3) I also thought the orchestration was excellent with one quibble that it got a little thick for my tastes --- I noticed pedal points and drones for underpinning appeared quite often throughout which at times (esp before msr 163) would have benefited from a more shifting bassline or even phased in more gently. Granted after 163 you have this often but the articulation of the piano and uppervoices is often detache along with the light timbre and tessitura this works very well and gives it necessary support. Part of this could just be the sound file as so much detail is revealed that the piece sounded cluttered at times. I would love to hear a live performance as the balance. With live musicians and a good conductor and pianist this would not be a problem. Of course this is expensive, unless you can get a school or great local orchestra to do this.

So, in sum about the 1st part, mostly small isues with the stylistic melange being something that doesn't seem to work as well for my tastes.

Have you written another piano concerto? If not I hope you do soon. Would like to hear where you are stylistically as this piece sounds as if you were at a crossroad (more than just depictin ghte search for consonance as you wrote in an earlier entry) in your work about your stylistic direction and what wells you wished to draw from at that time.

QC -

Ok, Part 2 -

Excellent work and far more consistent and the balance is much stronger than Part 1. My only complaint -- too, too short and it sounds like it was the start and end of a new extremely promising piano concerto. If you could take some of the development procedure you did from 1 - 165 and employ them with the thematic material (or combine with the section from Part 1) you'd have a great concerto. Granted the style may be a bit conservative but the structure would be fantastic and a very convincing work.

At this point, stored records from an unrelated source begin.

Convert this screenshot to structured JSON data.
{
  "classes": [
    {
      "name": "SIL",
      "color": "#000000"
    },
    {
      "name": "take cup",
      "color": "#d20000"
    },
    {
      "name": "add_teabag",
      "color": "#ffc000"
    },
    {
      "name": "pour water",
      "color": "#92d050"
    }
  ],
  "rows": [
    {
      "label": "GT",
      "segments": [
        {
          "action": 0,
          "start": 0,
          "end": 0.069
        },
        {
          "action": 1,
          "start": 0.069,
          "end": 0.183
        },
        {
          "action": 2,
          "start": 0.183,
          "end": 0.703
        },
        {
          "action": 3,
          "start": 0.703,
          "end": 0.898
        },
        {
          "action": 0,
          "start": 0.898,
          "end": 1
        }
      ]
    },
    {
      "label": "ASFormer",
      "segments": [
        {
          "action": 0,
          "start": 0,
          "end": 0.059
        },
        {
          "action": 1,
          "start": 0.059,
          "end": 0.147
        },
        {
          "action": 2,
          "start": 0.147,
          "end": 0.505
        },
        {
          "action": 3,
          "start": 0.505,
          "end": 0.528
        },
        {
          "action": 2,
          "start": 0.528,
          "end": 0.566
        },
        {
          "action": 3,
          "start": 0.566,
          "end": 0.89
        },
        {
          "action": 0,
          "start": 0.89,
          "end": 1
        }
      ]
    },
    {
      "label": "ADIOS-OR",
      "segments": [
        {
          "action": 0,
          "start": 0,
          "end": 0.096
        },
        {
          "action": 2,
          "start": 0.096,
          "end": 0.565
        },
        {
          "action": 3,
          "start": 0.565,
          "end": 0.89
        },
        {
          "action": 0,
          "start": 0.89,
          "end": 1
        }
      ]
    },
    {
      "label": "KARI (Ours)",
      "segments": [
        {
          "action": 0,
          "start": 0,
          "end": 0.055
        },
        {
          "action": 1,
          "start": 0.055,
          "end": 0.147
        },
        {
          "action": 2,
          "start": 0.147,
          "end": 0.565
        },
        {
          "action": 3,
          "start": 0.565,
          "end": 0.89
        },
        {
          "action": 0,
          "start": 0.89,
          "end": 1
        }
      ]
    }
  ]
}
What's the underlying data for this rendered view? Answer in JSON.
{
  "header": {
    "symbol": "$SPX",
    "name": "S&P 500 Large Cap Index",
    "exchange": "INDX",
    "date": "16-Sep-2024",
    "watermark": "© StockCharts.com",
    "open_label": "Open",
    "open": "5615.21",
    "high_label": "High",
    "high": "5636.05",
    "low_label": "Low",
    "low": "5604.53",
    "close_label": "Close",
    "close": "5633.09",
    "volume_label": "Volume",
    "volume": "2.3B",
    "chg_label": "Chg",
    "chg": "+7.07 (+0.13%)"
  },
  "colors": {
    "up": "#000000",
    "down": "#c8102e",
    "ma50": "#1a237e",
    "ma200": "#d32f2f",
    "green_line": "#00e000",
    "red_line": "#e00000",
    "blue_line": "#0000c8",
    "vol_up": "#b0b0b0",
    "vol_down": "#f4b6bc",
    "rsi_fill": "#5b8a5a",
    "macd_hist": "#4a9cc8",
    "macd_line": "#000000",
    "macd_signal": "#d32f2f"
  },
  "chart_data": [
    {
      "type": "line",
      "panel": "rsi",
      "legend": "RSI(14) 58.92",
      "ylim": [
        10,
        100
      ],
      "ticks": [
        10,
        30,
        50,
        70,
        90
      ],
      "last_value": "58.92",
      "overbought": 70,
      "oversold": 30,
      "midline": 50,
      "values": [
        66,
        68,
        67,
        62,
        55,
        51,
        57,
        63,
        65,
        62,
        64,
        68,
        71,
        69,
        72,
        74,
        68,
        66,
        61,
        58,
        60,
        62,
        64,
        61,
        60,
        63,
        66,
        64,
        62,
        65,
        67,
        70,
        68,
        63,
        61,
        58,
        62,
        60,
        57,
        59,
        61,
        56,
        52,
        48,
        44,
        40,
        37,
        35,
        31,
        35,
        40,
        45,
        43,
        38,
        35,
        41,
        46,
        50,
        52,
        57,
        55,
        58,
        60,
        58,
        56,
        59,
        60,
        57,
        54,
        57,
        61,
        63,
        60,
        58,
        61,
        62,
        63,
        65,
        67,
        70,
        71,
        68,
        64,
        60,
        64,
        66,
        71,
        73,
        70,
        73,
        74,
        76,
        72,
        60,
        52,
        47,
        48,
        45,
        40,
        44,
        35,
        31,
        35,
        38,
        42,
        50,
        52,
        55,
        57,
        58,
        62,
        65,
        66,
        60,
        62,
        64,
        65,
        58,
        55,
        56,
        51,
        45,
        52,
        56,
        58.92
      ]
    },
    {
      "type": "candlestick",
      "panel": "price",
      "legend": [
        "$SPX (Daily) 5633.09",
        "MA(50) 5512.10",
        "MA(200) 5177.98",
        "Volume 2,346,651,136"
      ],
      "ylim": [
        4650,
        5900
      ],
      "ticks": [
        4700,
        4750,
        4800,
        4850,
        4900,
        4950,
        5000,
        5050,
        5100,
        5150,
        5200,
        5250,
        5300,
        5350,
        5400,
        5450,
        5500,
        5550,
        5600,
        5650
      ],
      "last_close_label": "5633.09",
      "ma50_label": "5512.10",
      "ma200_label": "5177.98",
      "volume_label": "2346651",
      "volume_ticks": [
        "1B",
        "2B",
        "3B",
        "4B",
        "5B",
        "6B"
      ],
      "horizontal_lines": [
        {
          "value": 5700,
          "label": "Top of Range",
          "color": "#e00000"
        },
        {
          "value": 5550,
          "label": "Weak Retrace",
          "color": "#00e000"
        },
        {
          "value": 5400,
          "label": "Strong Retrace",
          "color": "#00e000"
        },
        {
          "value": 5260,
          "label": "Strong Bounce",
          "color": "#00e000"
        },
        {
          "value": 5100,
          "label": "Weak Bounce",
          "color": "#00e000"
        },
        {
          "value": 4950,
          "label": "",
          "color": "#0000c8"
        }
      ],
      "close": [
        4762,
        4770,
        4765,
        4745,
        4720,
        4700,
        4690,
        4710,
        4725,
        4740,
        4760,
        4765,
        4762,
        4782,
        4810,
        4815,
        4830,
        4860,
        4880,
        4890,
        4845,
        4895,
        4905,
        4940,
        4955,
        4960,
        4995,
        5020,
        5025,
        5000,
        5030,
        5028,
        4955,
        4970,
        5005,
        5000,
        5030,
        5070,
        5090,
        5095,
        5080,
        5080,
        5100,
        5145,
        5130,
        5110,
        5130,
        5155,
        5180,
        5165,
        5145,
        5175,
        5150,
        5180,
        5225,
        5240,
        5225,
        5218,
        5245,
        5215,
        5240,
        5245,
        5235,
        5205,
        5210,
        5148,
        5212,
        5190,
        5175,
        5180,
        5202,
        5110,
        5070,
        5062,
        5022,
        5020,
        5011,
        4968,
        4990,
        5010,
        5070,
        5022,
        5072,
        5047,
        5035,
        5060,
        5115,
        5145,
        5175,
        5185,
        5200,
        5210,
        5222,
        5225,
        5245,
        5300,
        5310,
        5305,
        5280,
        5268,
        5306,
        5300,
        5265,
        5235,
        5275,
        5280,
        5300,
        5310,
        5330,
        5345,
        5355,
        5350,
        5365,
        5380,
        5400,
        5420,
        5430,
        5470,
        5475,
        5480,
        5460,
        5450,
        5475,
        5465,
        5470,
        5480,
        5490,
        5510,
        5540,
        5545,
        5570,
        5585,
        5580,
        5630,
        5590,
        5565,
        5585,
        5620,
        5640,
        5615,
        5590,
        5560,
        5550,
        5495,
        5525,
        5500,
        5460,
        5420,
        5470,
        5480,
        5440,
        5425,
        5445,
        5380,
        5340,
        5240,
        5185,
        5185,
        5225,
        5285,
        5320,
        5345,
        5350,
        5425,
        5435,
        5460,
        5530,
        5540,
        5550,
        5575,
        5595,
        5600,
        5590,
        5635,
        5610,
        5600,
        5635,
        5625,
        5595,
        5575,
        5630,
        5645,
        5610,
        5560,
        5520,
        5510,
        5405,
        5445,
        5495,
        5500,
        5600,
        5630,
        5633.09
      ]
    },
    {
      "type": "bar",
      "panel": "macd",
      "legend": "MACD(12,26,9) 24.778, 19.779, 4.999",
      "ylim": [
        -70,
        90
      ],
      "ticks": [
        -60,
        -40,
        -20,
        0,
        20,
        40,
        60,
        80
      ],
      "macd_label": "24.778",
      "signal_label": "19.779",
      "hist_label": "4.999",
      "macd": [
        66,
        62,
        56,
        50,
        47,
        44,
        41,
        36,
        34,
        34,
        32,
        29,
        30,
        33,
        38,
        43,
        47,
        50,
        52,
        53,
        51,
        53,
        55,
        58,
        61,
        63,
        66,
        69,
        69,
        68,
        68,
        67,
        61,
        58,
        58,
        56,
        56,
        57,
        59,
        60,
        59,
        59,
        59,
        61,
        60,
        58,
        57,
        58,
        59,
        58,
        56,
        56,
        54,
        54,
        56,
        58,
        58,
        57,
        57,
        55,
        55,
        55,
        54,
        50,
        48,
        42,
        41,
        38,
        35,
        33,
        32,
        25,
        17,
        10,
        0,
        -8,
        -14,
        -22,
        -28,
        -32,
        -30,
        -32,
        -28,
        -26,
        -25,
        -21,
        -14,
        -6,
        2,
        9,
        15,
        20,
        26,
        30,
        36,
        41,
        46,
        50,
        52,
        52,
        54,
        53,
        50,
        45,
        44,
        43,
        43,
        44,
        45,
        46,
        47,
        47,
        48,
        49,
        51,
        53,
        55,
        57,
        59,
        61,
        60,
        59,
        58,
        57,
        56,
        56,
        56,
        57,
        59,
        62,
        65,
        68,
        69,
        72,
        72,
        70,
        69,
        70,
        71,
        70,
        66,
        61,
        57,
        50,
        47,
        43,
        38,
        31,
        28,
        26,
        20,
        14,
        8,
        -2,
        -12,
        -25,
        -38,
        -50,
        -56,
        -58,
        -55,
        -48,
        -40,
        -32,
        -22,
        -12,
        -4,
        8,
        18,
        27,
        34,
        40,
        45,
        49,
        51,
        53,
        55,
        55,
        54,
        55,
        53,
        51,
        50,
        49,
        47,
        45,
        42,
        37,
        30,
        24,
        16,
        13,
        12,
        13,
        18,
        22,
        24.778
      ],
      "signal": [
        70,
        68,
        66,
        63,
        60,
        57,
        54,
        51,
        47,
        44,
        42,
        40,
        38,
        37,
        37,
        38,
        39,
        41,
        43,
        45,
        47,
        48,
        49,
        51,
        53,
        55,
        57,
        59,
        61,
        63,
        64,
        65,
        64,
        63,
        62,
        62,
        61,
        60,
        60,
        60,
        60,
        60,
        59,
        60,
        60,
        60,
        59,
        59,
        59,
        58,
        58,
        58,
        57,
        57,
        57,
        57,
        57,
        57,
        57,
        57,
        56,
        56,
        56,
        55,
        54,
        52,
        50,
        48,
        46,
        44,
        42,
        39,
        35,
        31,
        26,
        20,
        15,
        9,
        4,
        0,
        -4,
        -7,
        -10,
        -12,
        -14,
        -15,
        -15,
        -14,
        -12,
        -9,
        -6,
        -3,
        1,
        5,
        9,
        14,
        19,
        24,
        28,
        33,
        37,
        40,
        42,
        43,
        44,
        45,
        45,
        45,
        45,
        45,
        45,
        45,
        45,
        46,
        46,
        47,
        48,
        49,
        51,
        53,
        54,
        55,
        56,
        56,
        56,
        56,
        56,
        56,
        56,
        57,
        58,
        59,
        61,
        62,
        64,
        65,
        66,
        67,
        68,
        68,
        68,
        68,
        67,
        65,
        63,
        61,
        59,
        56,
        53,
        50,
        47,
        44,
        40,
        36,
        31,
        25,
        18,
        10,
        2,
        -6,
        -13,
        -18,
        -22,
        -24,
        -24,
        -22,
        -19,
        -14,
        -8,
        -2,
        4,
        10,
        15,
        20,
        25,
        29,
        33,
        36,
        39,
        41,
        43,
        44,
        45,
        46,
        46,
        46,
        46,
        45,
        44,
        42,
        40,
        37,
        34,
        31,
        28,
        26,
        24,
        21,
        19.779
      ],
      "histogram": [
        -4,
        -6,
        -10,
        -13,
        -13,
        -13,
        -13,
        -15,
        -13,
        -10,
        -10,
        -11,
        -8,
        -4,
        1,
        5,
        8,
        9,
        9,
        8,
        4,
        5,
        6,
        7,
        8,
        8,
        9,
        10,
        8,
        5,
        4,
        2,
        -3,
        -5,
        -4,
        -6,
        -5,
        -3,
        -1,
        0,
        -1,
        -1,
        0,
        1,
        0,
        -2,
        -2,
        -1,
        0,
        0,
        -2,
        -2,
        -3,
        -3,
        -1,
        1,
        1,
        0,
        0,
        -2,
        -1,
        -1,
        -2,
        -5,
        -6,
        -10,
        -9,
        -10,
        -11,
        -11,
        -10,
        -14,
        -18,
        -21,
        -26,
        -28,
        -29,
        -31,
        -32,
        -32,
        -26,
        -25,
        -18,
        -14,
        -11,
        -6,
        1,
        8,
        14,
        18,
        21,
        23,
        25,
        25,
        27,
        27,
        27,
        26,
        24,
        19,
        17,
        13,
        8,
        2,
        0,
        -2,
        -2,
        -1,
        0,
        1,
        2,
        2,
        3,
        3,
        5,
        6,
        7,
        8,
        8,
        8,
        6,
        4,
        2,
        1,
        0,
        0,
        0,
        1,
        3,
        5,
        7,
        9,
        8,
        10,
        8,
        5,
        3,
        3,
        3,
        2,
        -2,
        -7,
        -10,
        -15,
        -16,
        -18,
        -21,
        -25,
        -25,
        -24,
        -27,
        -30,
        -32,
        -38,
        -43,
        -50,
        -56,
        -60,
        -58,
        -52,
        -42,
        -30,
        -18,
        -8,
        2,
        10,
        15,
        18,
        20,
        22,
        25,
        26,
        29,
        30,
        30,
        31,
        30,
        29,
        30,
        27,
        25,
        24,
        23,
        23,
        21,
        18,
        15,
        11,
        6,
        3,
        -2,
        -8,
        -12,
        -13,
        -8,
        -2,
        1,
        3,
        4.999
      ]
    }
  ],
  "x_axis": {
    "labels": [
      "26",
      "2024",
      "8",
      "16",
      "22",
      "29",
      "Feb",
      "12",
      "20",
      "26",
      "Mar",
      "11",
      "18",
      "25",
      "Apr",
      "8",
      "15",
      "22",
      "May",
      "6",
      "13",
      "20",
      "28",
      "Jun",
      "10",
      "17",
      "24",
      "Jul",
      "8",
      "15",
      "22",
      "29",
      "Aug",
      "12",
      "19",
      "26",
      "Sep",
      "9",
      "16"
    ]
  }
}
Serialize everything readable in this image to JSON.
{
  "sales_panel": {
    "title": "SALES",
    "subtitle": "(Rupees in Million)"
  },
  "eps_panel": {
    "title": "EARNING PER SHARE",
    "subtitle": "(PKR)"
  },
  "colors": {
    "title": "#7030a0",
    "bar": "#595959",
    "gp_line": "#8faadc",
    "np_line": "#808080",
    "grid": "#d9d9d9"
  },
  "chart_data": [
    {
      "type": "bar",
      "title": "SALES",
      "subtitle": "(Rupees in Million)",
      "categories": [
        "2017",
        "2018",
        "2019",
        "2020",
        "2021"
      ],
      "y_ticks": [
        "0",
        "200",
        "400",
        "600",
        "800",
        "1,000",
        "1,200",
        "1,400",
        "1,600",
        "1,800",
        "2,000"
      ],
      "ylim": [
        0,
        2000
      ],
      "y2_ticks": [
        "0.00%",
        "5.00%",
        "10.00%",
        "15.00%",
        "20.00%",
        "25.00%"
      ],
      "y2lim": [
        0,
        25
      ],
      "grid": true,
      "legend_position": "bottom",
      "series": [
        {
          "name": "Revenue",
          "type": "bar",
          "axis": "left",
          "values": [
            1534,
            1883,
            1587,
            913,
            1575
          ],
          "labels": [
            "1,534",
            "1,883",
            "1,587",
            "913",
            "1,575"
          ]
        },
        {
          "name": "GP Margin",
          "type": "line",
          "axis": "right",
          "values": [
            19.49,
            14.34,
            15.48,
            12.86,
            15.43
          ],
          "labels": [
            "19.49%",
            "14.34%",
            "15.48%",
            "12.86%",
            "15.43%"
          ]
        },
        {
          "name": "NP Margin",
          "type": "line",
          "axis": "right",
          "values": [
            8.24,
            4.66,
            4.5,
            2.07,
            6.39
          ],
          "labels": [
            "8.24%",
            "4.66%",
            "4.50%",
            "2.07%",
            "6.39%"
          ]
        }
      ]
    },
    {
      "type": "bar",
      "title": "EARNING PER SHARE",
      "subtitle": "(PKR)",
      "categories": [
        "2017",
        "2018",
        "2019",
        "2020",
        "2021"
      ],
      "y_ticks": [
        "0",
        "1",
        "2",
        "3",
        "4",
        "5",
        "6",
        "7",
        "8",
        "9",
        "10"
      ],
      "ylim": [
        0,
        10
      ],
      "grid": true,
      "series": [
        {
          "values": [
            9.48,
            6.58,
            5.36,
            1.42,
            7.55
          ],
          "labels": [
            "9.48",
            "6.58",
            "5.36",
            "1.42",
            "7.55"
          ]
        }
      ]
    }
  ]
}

As for the pseudo minimalistic ostinato figure from Part 2, it could be employed but as one element of several others. Just had an odd thought, why not do a Steve Reich like experiment where you take the opening piano theme from Part 1 (msr 1-3, I think) create an ostinato over the one in the 2nd section of Part 1 using phasing as well as more traditional variation techniques to develop the material. or (another possibly source of material the string fugato/canon that starts oin Part 1 -- cannot recall the measure number.

This work is officially 20 years old this year, so I won't be revisiting it yet another time. Thanks for the comments, however.

Agreed on leaving the piece alone. And I didn't realize it was 20 years old -- I thought it was 8 years old. Misread the posts.

Still, there is a great source of material to pull from for new works.

Hehe, no it was composed 20 years ago, but reworked more recently. Mostly orchestration.

I doubt I would revisit any of the material in the concerto. It uses tone rows more heavily than I would in any of my more recent compositions. Also, my harmonic language has evolved considerably since then.

Well, do keep us apprised when you have a new concerto. By the way, look forward to hearing your liturgical piece you are working on (for Christmas I believe) when you have a recording. That must be a fun project!

Well, do keep us apprised when you have a new concerto. By the way, look forward to hearing your liturgical piece you are working on (for Christmas I believe) when you have a recording. That must be a fun project!

hehehhe, yeah. I can hardly wait as well.. sadly, I will not be able to post a recording. It's a professional ensemble, and as such, union rules forbid any re-diffusion of the recording. :(

I MIGHT be allowed to post excerpts. I presume I'll know once it's done.